WECC Discovers Widespread Misratings

The settlement agreement between the Western Electricity Coordinating Council and WACM resulted from a violation of FAC-009-1, the reliability standard that previously governed methodologies for determining facility ratings (now replaced by FAC-008-3). Unlike the other settlements submitted by NERC, this violation was discovered by WECC during a compliance audit rather than via self-report. Although WACM did inform WECC in August 2018 that it had found evidence of a possible violation when it was preparing for the audit, the full extent of the problem was found by the RE itself.

In reviewing information from a sample of 10 transmission facilities, WECC determined that five of them showed discrepancies between the documented and actual facility ratings. Based on this information, the RE ordered a further investigation that revealed that of WACM’s 258 transmission facilities covered by the standard, 78 have actual facility ratings below those documented, while 180 are above or equal to documented ratings. Of 35 transformers applicable to the standard, 10 are below the documented ratings and 25 are at or above them.

WECC described the violation as a “serious and substantial risk to the reliability of the BPS” that could have led to equipment operating above appropriate ratings, possibly resulting in overloads and outages. The issue was also exceptionally longstanding, having begun when WACM was recognized by WECC as a transmission owner in 2007. The RE determined that the original violation was a result of the utility populating its initial FAC-009 documentation with historical ratings rather than properly verifying this information.

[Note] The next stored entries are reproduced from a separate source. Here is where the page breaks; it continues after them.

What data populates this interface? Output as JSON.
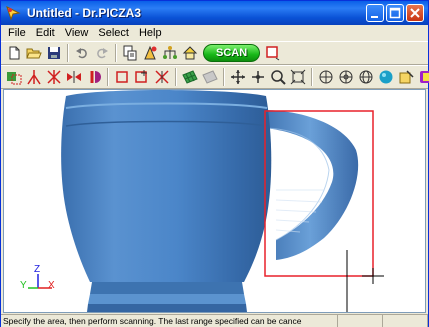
{
  "window": {
    "title": "Untitled - Dr.PICZA3"
  },
  "menu": [
    "File",
    "Edit",
    "View",
    "Select",
    "Help"
  ],
  "toolbar1": {
    "icons": [
      "new-file-icon",
      "open-folder-icon",
      "save-icon",
      "undo-icon",
      "redo-icon",
      "print-setup-icon",
      "scan-settings-icon",
      "tree-icon",
      "house-icon"
    ],
    "scan_label": "SCAN",
    "stop_icon": "stop-icon"
  },
  "toolbar2": {
    "icons": [
      "select-area-icon",
      "point-icon",
      "mesh-icon",
      "mirror-icon",
      "flip-icon",
      "crop-icon",
      "crop-plus-icon",
      "grid-icon",
      "texture-icon",
      "surface-icon",
      "move-icon",
      "pan-icon",
      "zoom-icon",
      "fit-icon",
      "rotate-x-icon",
      "rotate-y-icon",
      "rotate-z-icon",
      "shaded-icon",
      "material-icon",
      "color-icon"
    ]
  },
  "viewport": {
    "axis_labels": {
      "x": "X",
      "y": "Y",
      "z": "Z"
    },
    "colors": {
      "model": "#4b86c9",
      "selection": "#e8212a",
      "axis_x": "#e02020",
      "axis_y": "#20c020",
      "axis_z": "#2020e0"
    }
  },
  "status": {
    "text": "Specify the area, then perform scanning. The last range specified can be cance"
  }
}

“The ratings process was inconsistently documented, as well as stored in multiple locations,” the NOP said. “In addition, a contributing cause was the lack of internal controls to ensure how the facility ratings had been documented was accurate and complete. … WACM not only established inaccurate facility ratings when FAC-009-1 R1 became enforceable, but carried forward those historical inaccurate ratings.”

WACM’s remediation and mitigation strategy requires it to review and verify equipment ratings for all elements in a facility rating, evaluate corrective action plans for all facilities with incorrect facility ratings and provide WECC with bimonthly project status reports. WECC acknowledged this action while noting that it has not been completed yet; the project has a proposed completion date of Dec. 15.